This blog is subject the DISCLAIMER below.

Sunday, January 14, 2007

Advanced C++ part 4 : Name Decoration and Intermixing C and C++ Code

If a file has two functions, add(int,int) and add(float,float), how would the linker distinguish them if some other file wanted the "add" function ?
The symbol name generated in this case should not be equal to "add", it might be __add_i_i or __add_f_f. It won't equal "add" even if there is only one add function defined, in cases there might be another one defined in another file.
The compiler is the one who choses the symbol name, the linker is the one who uses it blindly. That's because the linker doesn't have the knowledge about the internal typing system of a language, or whether a language supports overloading or not (some linkers understands C++, but that's out of our scope). This enables the linking of several languages into the same executable. For example linking pascal with C or C with C++.
The operation of converting the function/variable name to a symbol is knows is name decoration or name mangling. There is no standard defining this operation, each compiler can do it in the way he likes; implementation specific. Even different versions of the same compiler can do it differently. So it might be hard to link with old object files or files generated from other compilers (That's not a bug it's a feature). Shared libraries compiled with one version of GNU GCC might not link with programs compiled with another version. Name mangling in C in simpler, it just adds add and underscore '_' before the function name (or in some cases puts the function name as it is). Surprisingly, C does NOT support function overloading. At least not in the standard, to do it you have to modify the compiler to apply name decoration yourself.
Name mangling in C++ specific features, like namespaces and classes, can look more cryptic. For example:


void x(float z){}
void x(int i){}
int main ()
{
x(8.0f);
x(4);
}


would give the symbols (on GCC 4.1.2):


main
_Z1xf
_Z1xi


but in this example:


namespace MyNameSpace
{
void x(float z){}
class MyClass { public:
static void x(int i){}
};
}
int main ()
{
MyNameSpace::x(8.0f);
MyNameSpace::MyClass::x(4);
}


would give the symbols:


main
_ZN11MyNameSpace1xEf
_ZN11MyNameSpace7MyClass1xEi


If some other file wants to call a function from these, he has to put the exact mangled name like above in his object file so the linker can find it.
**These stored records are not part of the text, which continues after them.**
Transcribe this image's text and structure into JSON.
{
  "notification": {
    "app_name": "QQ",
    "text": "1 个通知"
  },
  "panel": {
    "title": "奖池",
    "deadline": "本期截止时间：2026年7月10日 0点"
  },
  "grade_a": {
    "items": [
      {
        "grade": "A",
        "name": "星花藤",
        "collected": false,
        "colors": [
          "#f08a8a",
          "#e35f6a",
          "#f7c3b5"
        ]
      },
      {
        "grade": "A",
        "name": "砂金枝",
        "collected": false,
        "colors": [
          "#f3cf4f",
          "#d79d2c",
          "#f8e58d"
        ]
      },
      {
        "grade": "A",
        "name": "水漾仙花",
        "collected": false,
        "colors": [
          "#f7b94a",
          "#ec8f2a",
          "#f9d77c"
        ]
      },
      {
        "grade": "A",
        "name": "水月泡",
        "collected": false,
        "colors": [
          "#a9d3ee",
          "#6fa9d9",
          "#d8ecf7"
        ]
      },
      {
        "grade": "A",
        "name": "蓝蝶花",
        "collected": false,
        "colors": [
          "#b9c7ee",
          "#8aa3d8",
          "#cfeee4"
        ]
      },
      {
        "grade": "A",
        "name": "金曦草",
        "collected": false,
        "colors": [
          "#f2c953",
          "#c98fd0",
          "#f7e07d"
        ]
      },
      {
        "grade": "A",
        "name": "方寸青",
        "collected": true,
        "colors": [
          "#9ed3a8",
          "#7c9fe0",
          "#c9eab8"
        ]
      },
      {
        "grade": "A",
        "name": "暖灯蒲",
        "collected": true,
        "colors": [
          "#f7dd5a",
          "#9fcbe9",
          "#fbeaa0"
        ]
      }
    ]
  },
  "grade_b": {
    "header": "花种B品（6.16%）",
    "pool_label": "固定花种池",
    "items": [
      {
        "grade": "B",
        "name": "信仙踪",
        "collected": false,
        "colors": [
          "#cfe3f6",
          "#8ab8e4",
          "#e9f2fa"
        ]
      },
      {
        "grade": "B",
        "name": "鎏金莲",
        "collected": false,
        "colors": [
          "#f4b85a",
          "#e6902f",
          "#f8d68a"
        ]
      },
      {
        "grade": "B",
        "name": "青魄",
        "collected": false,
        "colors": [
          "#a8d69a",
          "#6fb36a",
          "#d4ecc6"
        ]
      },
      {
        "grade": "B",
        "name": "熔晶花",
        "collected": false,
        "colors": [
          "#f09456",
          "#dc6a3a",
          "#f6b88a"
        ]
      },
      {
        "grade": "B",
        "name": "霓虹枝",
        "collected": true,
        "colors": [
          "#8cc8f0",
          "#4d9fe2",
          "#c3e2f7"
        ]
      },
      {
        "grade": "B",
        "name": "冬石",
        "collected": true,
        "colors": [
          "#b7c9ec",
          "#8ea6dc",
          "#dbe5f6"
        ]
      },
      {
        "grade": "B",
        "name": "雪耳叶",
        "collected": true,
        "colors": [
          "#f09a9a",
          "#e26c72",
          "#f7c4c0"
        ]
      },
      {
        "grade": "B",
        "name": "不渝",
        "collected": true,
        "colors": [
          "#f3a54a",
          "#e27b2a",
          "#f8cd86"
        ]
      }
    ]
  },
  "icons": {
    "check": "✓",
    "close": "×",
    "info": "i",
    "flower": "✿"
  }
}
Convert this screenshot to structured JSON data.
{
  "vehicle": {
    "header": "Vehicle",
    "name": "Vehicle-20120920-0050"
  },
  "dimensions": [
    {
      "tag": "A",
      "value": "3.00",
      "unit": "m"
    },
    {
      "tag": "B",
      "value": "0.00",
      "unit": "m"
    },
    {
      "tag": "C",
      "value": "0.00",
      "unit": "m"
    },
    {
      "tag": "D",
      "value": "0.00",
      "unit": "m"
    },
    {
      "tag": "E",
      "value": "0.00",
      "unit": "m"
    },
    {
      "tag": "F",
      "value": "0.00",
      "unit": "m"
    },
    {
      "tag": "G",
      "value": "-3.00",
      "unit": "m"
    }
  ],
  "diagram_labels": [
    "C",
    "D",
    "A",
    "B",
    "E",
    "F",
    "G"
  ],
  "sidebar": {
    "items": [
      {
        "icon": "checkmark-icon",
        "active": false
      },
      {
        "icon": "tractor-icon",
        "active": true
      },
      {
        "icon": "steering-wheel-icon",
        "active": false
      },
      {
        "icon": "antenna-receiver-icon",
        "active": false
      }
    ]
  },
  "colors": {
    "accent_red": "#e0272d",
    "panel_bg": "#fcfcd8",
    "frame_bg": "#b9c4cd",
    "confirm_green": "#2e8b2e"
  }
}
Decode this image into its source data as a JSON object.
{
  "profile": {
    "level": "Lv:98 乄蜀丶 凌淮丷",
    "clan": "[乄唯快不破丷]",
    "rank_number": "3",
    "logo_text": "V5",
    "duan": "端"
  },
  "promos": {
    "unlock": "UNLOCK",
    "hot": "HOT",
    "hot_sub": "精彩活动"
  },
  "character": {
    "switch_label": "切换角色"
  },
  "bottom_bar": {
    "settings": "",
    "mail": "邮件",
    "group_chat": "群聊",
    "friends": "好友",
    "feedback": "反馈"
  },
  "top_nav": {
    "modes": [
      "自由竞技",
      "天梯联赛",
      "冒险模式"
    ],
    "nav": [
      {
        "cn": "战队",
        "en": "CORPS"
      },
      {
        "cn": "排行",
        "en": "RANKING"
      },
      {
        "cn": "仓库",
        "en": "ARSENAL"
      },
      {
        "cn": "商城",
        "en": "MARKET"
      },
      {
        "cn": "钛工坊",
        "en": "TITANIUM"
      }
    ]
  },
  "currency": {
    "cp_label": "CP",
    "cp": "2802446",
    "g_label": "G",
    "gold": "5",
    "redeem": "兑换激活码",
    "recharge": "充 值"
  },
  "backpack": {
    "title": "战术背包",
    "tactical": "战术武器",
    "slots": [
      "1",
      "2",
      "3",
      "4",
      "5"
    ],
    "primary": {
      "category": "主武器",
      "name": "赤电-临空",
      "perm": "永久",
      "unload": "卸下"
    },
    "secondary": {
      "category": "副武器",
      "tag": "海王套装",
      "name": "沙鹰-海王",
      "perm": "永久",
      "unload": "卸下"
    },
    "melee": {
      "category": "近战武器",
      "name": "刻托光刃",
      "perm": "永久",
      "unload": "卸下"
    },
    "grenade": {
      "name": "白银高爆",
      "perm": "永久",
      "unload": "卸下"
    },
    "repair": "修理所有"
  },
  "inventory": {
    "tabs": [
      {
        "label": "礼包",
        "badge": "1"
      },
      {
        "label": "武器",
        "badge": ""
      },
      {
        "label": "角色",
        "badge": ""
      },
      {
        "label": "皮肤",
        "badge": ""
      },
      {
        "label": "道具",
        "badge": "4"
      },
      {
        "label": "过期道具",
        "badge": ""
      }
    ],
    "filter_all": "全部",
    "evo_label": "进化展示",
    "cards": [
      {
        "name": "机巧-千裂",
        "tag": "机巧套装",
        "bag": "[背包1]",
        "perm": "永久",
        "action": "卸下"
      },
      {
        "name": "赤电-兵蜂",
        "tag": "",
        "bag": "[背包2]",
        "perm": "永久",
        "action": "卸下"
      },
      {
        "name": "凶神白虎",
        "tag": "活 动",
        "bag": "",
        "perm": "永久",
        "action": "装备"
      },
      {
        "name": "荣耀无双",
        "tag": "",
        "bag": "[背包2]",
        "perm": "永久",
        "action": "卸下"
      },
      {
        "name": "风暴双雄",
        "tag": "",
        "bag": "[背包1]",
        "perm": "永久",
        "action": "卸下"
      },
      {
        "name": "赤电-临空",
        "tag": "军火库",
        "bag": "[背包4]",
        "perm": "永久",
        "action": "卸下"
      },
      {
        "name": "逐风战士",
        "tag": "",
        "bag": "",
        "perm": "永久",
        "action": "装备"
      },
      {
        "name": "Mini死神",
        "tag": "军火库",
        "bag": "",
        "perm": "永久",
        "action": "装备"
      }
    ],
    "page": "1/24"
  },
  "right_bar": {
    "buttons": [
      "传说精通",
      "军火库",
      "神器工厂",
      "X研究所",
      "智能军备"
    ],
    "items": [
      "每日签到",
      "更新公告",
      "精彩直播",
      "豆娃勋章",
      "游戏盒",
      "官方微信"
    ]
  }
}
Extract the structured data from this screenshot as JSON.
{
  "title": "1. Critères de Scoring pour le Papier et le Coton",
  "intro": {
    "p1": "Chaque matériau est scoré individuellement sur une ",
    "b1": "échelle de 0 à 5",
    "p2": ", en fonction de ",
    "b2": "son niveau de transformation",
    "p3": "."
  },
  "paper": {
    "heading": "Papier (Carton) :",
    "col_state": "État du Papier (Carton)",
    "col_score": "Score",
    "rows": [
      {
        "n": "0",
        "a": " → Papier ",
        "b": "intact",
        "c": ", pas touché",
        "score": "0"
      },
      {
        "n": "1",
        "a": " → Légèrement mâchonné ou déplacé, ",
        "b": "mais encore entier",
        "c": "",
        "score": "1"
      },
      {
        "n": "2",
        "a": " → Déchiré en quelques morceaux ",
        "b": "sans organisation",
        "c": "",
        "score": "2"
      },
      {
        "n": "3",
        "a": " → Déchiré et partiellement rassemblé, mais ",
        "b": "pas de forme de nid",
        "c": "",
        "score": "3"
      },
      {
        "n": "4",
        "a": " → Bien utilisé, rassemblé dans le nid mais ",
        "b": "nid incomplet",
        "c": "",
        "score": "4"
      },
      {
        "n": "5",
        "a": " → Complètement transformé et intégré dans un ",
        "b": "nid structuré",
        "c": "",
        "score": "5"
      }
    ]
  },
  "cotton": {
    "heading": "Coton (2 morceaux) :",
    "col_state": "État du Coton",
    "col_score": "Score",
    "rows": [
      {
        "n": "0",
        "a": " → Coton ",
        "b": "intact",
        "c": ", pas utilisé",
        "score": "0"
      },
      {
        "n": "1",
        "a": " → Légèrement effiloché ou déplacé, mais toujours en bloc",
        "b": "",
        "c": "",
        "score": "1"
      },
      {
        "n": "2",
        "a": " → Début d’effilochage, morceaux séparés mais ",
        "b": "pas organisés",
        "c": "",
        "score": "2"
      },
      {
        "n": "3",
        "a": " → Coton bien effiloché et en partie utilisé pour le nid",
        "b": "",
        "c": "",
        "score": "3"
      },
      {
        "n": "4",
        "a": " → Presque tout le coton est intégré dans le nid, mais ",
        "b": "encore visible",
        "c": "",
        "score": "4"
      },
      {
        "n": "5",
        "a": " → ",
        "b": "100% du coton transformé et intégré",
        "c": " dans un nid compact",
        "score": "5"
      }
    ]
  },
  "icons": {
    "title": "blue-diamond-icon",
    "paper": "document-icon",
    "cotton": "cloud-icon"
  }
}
If you have some old libraries written in C and you are using C++ and want to call them you have to declare them like that:

c++ source file:

extern "C" void x(int i );


or

extern "C" {
void x(int i );
int y (float z):
int f;
}


Note that you can overload these function if you didn't mark your overloaded version as external C. The extern "C" directive marks that these functions are to mangled in C way, not the C++ way. So the linker can find the right function.
That's how you could call a C function form C++.
Calling a C++ function from C can be done in 2 ways. Marking your C++ function as external C.

For example:

extern "C" void print() {
cin >> x;
cout << "this is C++ code"; }


This method can be applied only on global function, i.e. functions not members of any namespace or class.
The second method may allow you to be able to call functions inside a namespace or a static member function, but it is a manual way.
We have the function


_ZN11MyNameSpace1xEf


You will name it the same way in the C source, taking into count how will the C compiler mangle it further. Perhaps this method can make you call non-static member functions, but it requires you to send the this pointer yourself.

Next post will be about calling convention and intermixing C and assembly code.

Further reading:
Google "name decoration"

7 comments:

Ahmed M. Farrag said...

prrrrrrrrreeeeeeetttttttyyyy interesting...
we want more
we want more
we want more
:)

Mohammad Alaggan said...

Thanks for the encouraging:)

Mohamed Gamal El-Din said...

Great Posts ,Nabil
i have a request ,, ,,, i want a special post to speak about how to increase the C++ program performance
mmm like which is better Conest or #define ??? this was a small example to explain what i want to say
& another Request .. i want a comparison between C++ ,C# and Java :D ( i think it will be very useful )

Ahmed M. Farrag said...

well, const would save space and reduce the resultant program size, OTOH #define would make it faster cuz it doesnt have to do a mem reference to get the value of that const
i guess....

Mohammad Alaggan said...

M.Gamal:
Thanks
I write what you can't find easily from one source and stuff you didn't hear about before. What you say you know what to search for at least. Try "Effective C++" book. About the performance, we will talk later isA about Meta-programming.

Mohammadeen:
Not necessarily, read the above book for explanation.

Mohamed Gamal El-Din said...
This comment has been removed by the author.
Mohamed Gamal El-Din said...

Thanks alot ya nabil, and isA i will check this book.